Consolidation Hits UK Local Sites: Zoopla Buys UpMyStreet, Folds It Into Its Own Property Pages

The UK housing market has been on shaky legs for a while now — with tight lending conditions, unemployment and general consumer confidence all playing their part in slowing things down — and that is having the inevitable knock-on to sites built up to serve that sector: today brings news that Zoopla, one of the UK’s bigger property sites, is buying up a smaller competitor / data supplier, UpMyStreet, and folding the latter company’s business into its own.

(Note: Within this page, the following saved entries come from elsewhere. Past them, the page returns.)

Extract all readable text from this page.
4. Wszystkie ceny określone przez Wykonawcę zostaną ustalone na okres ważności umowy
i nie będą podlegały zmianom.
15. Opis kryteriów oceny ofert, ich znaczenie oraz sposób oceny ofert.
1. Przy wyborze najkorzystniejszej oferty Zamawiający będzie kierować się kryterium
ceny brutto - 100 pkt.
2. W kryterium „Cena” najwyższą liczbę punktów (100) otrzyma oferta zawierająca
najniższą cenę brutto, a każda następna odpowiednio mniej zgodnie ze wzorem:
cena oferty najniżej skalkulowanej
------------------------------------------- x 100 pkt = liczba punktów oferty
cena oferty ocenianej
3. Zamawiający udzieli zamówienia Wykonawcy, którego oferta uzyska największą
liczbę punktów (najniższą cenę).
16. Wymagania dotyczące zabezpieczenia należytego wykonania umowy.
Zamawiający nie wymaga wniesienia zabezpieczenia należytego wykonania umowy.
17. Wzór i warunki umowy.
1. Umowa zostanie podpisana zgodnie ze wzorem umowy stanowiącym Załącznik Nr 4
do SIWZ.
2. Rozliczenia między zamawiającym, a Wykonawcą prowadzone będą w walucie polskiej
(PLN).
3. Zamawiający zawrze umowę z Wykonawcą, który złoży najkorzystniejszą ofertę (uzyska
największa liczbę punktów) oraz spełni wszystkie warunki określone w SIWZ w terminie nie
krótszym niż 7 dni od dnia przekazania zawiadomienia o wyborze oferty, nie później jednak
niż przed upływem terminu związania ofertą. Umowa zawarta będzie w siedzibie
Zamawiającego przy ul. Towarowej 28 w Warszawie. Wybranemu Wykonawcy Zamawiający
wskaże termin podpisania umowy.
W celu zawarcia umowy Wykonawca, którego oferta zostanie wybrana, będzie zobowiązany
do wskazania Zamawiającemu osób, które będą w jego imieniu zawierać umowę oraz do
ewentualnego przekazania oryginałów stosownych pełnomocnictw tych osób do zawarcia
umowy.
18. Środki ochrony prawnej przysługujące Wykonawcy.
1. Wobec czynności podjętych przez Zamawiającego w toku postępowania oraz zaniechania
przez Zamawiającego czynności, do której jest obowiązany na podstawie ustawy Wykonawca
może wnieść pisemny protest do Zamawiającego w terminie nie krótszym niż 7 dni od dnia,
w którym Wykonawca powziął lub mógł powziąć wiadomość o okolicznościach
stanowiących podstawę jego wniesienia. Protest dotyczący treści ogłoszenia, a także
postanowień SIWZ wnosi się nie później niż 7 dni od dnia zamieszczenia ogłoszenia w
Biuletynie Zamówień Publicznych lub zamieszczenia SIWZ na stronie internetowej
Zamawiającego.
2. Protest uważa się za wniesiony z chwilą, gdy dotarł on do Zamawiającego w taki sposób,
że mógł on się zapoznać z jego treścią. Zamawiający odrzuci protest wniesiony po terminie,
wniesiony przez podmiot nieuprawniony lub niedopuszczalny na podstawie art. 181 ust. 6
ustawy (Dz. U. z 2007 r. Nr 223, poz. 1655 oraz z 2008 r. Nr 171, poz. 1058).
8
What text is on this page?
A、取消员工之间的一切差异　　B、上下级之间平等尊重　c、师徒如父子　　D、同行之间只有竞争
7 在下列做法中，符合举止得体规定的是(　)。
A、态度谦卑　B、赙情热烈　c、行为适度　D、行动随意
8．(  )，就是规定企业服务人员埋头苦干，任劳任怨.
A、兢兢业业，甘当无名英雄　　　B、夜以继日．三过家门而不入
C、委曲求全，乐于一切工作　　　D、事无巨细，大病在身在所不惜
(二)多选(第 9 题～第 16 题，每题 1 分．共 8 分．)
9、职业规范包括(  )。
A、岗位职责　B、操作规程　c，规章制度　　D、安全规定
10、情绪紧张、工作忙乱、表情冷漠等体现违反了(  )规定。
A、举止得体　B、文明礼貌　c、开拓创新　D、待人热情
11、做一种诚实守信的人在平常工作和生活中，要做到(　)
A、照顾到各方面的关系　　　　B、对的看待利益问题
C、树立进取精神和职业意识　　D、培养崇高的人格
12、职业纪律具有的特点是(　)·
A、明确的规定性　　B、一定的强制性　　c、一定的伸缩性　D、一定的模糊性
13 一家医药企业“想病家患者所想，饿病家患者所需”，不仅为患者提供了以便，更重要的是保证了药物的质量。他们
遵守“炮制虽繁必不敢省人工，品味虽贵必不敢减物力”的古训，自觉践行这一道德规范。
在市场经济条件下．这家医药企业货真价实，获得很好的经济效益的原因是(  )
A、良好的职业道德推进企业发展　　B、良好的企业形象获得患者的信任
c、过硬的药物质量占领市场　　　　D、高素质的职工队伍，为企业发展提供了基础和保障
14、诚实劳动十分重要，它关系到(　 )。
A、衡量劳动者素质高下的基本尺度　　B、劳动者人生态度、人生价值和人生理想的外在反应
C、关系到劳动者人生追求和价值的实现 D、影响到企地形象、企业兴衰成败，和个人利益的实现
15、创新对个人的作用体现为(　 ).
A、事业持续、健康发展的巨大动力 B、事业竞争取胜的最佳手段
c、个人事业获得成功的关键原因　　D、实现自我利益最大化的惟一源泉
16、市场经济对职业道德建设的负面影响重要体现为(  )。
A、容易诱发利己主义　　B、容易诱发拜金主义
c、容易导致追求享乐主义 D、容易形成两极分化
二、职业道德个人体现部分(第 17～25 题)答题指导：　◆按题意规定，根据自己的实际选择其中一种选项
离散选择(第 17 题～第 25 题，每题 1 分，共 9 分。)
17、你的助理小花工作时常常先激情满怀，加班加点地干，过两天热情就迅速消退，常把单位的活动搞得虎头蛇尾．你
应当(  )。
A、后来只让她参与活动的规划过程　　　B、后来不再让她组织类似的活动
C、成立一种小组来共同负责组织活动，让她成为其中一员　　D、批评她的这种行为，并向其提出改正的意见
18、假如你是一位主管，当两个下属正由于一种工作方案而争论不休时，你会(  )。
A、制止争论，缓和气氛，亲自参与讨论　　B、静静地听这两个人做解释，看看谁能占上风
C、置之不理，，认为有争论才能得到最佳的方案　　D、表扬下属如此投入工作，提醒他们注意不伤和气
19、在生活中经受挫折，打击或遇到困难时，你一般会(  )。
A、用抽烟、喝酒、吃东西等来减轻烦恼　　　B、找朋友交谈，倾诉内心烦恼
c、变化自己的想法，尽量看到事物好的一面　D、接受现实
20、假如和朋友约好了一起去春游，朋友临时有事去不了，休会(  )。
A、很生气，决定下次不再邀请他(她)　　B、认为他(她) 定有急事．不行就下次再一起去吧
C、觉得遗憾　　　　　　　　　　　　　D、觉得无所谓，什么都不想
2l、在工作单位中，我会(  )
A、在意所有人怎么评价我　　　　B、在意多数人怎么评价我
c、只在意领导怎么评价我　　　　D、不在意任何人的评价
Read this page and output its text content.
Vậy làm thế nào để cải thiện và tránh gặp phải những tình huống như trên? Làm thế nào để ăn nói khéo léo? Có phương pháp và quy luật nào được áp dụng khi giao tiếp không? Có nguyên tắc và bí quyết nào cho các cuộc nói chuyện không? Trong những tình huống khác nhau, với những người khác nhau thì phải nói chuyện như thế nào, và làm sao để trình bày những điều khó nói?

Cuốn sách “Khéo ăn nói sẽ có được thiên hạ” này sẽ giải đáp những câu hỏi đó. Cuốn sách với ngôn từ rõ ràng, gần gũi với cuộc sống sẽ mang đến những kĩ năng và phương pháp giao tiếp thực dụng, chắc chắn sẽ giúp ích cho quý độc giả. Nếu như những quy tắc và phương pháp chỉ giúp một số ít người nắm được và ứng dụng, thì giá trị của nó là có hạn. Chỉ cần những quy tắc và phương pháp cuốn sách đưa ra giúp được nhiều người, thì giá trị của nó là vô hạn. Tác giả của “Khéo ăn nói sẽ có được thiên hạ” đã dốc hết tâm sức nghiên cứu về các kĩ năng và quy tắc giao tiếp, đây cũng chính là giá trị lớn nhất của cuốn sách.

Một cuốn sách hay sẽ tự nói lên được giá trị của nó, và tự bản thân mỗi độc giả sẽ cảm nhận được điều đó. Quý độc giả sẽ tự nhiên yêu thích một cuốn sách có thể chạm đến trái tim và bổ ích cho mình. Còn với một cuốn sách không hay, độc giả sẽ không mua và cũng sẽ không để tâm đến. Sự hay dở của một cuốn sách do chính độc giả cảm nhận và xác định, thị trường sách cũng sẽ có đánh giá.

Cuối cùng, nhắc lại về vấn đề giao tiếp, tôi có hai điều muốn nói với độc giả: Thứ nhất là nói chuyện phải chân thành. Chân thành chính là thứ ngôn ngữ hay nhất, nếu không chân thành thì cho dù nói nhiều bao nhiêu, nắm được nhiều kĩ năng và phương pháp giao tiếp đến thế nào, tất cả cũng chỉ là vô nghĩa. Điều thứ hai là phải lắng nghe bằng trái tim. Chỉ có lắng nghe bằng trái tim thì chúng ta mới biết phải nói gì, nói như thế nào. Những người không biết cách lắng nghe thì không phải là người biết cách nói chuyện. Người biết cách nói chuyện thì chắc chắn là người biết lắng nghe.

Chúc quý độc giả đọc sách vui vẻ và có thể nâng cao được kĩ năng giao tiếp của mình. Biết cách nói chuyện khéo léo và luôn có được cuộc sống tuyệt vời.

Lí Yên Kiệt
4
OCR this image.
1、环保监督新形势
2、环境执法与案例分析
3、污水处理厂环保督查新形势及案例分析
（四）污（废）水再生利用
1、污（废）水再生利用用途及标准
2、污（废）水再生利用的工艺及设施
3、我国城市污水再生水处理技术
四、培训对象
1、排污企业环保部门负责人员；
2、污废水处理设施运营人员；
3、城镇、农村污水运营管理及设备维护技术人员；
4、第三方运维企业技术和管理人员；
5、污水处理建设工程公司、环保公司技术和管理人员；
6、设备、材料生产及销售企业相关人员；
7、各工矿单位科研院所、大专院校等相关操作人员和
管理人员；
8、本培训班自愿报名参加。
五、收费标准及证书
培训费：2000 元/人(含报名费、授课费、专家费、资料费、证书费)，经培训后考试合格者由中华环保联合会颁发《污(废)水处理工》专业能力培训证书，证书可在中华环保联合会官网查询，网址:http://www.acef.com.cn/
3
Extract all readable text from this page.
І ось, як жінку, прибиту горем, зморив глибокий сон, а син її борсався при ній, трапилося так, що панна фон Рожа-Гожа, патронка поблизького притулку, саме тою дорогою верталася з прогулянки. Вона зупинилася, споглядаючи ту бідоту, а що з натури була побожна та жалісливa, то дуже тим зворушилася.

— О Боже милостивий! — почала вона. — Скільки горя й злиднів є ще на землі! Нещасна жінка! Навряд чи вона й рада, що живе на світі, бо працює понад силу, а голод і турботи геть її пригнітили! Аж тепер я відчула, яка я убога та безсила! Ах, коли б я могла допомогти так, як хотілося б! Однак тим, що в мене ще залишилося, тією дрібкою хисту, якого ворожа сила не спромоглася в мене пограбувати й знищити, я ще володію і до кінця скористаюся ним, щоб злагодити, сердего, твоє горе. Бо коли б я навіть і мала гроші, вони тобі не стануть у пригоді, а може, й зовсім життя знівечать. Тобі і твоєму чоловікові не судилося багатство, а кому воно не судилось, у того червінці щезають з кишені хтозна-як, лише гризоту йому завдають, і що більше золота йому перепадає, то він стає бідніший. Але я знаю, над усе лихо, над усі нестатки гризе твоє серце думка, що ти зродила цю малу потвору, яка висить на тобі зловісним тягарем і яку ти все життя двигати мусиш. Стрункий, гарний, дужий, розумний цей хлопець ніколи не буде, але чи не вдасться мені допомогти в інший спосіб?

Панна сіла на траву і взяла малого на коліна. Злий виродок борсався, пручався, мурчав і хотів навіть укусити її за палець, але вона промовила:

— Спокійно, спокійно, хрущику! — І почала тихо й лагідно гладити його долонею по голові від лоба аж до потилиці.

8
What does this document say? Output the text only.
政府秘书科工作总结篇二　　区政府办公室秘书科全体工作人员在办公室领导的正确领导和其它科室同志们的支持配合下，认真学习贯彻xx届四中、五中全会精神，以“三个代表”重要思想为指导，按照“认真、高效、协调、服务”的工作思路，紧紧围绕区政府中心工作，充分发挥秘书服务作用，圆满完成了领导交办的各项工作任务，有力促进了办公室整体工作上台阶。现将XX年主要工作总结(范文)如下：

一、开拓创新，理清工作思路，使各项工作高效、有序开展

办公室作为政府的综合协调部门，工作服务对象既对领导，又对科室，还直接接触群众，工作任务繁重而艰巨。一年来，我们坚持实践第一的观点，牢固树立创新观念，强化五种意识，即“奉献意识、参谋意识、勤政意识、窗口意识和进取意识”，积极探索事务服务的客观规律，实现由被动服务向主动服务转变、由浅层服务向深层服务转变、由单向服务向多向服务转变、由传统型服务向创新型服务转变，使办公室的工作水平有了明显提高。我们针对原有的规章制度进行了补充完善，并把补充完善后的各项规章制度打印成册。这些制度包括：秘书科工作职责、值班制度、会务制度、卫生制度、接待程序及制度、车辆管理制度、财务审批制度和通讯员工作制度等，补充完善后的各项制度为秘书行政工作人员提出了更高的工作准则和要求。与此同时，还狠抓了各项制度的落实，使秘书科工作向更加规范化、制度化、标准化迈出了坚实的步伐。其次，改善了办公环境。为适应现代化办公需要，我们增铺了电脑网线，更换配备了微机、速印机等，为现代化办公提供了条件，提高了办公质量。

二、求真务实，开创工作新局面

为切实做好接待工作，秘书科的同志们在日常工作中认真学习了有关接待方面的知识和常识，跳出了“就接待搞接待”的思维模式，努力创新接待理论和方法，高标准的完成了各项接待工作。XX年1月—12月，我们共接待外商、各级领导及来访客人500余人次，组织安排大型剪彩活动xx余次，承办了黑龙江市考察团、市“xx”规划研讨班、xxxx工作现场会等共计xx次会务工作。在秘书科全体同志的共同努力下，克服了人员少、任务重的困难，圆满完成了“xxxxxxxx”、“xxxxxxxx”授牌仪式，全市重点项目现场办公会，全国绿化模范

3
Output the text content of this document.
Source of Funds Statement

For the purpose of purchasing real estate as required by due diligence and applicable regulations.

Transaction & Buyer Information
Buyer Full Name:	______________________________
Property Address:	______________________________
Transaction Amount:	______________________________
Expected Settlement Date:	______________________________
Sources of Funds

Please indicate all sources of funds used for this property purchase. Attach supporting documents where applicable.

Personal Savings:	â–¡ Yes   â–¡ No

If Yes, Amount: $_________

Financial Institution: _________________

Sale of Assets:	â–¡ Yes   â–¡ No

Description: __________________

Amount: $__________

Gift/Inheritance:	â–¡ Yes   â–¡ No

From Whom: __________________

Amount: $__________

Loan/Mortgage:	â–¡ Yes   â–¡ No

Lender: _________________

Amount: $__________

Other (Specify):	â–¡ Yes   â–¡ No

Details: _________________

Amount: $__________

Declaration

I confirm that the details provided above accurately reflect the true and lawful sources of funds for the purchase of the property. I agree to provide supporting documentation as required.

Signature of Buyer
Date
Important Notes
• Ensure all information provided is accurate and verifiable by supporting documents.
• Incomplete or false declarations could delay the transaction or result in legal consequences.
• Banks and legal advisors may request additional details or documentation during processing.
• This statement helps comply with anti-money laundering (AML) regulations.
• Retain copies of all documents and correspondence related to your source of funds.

Financial terms of the deal were not disclosed, but it looks like the acquisition means curtains for the UpMyStreet brand, one of the oldest local-listings sites in the UK: if you visit that URL now you will see that the site now automatically redirects to Zoopla’s pages, with no sign of UpMyStreet branding to be seen.

There is a quick splash, however, that appears on some pages that announces the sale:

Prior to the sale, UpMyStreet had switched owners a few times. In 2003, it was bought by USwitch, a consumer price comparison site, when the company had run out of cash. USwitch then got bought by E.W. Scripps, and subsequently sold to the Forward Internet Group, leaving UpMyStreet behind at Scripps.

UpMyStreet had already been a strategic partner of Zoopla’s before the acquisition, providing supplementary information about property locations alongside Zoopla’s core real-estate listings service. Zoopla has had a commercial relationship with UpMyStreet.com for some time and this acquisition is a natural fit for us and allows us to further extend our audience and reach for the benefit of our members,” said Alex Chesterman, founder and CEO of Zoopla, in a statement.

Providing extra data alongside real-estate prices is an important way for these sites to further set themselves apart from their competitors: it’s an approach that we’ve also seen in the U.S. with companies like Zillow pioneering all kinds of data analysis to make their basic house price service into something a little more special and unique.

GigaOm points to sources saying the acquisition could have been for less than £1 million ($1.6m).

This is not the only bit of consolidation underway for Zoopla, which has raised $10.7 million in funding from Atlas Venture, Octopus Ventures and Silicon Valley Bank.

In April, the company was finally given the go-ahead by the UK’s Office of Fair Trading to complete a proposed merger with A&N Media (DMGT)-owned Digital Property Group — a deal that was first announced in October 2011. The deal should complete any day now, the companies say, and create a property powerhouse to better compete against Rightmove, currently the market leader in the UK.

Founded in 1998, UpMyStreet was one of the first sites to pop up in the UK focused on giving users location-based information. Its earliest iteration worked very simply: you entered a neighborhood — or even better, a postcode — and a category of business, and you were given in return a list of relevant businesses, ordered in terms of distance. It was simple and often very helpful.

UpMyStreet may have been a first-mover but with sites like Google and Qype picking up the idea of local listings and running with it, UMS had to look at ways of offering more enhanced information — and monetizing it.

So, later, the company expanded to include lots of other information that made it, as a service, less about local information for residents of a certain area, and more about information for people considering moving to certain areas. That included housing prices, local school information and local crime statistics. It was around this time that it began partnering with sites like Zoopla to provide this information to supplement that company’s wider database of real-estate listings.

However, on its own site, UpMyStreet didn’t seem to be killing it with traffic: Nielsen reported in March that the site had 600,000 unique users in March — a drop in the bucket considering that competitor Qype says in a typical month it gets 25 million monthly visits in its footprint.